La même logique vaut pour les menaces à la sécurité nationale. Les stratèges militaires s’inquiètent que des nuées de drones à bas prix, faciles à fabriquer, puissent, dès lors qu’ils seront contrôlés et coordonnés par l’IA, menacer des porte-avions, des chasseurs et des tanks tous très chers à produire et indispensables à l’armée américaine. Mais la technologie qui rend possible ce type d’attaque est d’ores et déjà utilisée pour s’en défendre.
Enfin, nombre d’experts et d’électeurs s’inquiètent que l’IA ne remplace la main-d’œuvre humaine. Mais comme je l’écrivais voici quelques mois, cette peur ordinaire traduit un modèle à somme nulle qui méconnaît l’évolution de l’économie. Le travail sera à l’avenir très différent de ce que nous en connaissons aujourd’hui car l’IA générative créera des biens et des services nouveaux dont la production nécessitera une main-d’œuvre humaine. Il s’est passé la même chose avec les avancées technologiques précédentes. Comme l’ont montré l’économiste du MIT David Autor et ses collègues, les emplois d’aujourd’hui ressortissent dans leur grande majorité à des activités professionnelles qui se sont développées après 1940.

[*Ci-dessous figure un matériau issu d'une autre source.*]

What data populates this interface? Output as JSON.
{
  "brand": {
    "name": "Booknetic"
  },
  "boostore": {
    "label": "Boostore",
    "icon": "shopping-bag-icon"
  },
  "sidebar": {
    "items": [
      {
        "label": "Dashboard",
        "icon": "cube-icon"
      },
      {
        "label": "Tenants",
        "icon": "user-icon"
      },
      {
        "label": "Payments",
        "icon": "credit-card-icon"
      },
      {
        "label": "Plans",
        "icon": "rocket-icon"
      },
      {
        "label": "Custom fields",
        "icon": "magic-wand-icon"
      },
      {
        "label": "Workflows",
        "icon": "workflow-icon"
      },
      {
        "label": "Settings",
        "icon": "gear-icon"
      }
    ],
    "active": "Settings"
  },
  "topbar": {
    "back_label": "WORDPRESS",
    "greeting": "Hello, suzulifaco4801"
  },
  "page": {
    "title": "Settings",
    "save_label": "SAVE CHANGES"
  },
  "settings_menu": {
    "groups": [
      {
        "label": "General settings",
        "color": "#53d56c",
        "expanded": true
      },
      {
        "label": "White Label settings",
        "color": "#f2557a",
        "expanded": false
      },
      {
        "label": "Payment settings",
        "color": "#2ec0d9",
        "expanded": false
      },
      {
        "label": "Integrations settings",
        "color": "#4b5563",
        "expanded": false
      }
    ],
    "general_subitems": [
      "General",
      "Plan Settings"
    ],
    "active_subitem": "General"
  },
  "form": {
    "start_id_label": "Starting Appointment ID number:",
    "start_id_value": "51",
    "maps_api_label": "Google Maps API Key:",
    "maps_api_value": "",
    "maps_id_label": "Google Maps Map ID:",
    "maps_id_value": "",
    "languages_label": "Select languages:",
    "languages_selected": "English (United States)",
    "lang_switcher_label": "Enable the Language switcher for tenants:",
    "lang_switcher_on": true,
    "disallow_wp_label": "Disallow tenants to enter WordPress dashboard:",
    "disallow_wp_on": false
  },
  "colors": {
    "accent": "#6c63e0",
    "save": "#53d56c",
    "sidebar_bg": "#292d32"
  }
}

Le débat actuel autour de l’IA générative accorde beaucoup trop d’importance aux perturbations qu’elle pourrait susciter. Mais les progrès technologiques n’ont pas pour seule conséquence de perturber; ils peuvent aussi créer. Les mauvais joueurs qui cherchent à semer la confusion avec les nouvelles technologies ont toujours existé et ne vont pas disparaître. Heureusement pourtant, les incitations financières contre les risques de ce type sont conséquentes, et elles ne sont pas moindres quand il s’agit de préserver et d’engendrer les profits.

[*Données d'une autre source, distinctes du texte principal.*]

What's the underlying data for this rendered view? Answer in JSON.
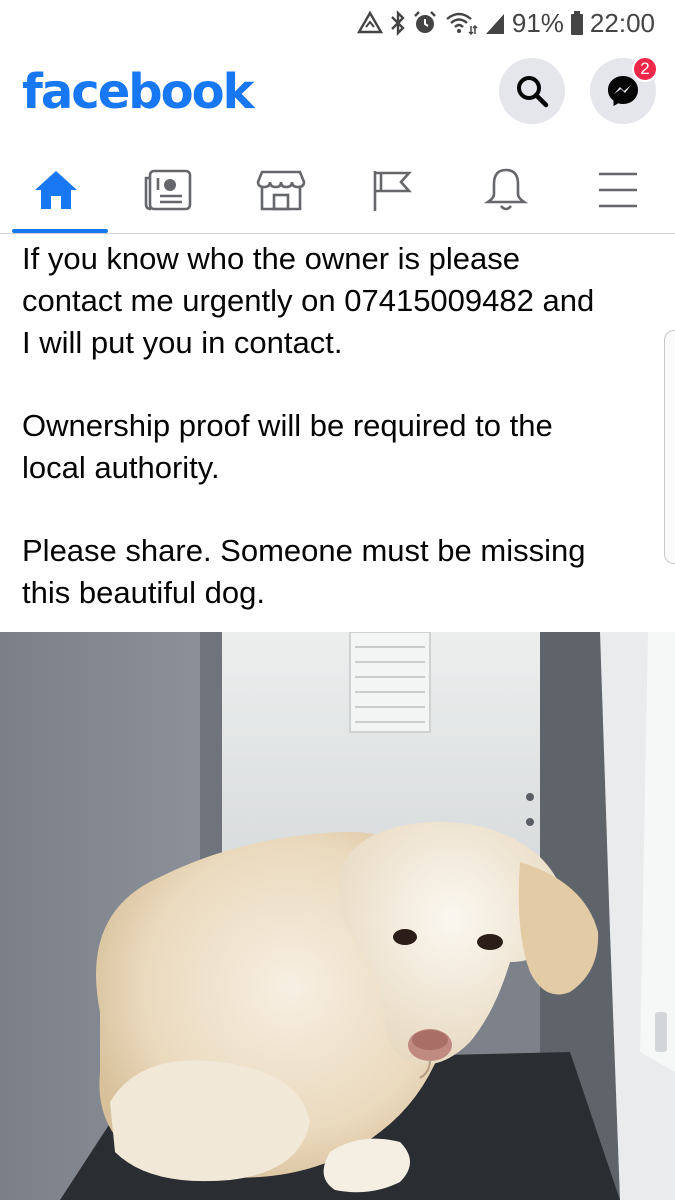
{
  "status_bar": {
    "battery": "91%",
    "time": "22:00",
    "icons": [
      "data-sync-icon",
      "bluetooth-icon",
      "alarm-icon",
      "wifi-icon",
      "signal-icon",
      "battery-icon"
    ]
  },
  "header": {
    "logo": "facebook",
    "messenger_badge": "2",
    "brand_color": "#1877f2",
    "badge_color": "#f02849"
  },
  "nav": {
    "tabs": [
      {
        "name": "home",
        "icon": "home-icon",
        "active": true
      },
      {
        "name": "news",
        "icon": "newspaper-icon",
        "active": false
      },
      {
        "name": "marketplace",
        "icon": "shop-icon",
        "active": false
      },
      {
        "name": "pages",
        "icon": "flag-icon",
        "active": false
      },
      {
        "name": "notifications",
        "icon": "bell-icon",
        "active": false
      },
      {
        "name": "menu",
        "icon": "hamburger-menu-icon",
        "active": false
      }
    ]
  },
  "post": {
    "paragraph_1_line_1": "If you know who the owner is please",
    "paragraph_1_line_2": "contact me urgently on 07415009482 and",
    "paragraph_1_line_3": "I will put you in contact.",
    "paragraph_2_line_1": "Ownership proof will be required to the",
    "paragraph_2_line_2": "local authority.",
    "paragraph_3_line_1": "Please share. Someone must be missing",
    "paragraph_3_line_2": "this beautiful dog."
  }
}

L’ordinateur personnel et l’internet ont renforcé les moyens des escrocs, facilité la diffusion de fausses nouvelles et entraîné d’importantes perturbations du marché du travail. Ceux qui voudraient aujourd’hui revenir en arrière sont pourtant bien peu nombreux. L’histoire devrait nous persuader que nous pouvons avoir confiance – sans complaisance – dans les capacités de l’IA génératives de nous ouvrir la voie vers un monde meilleur.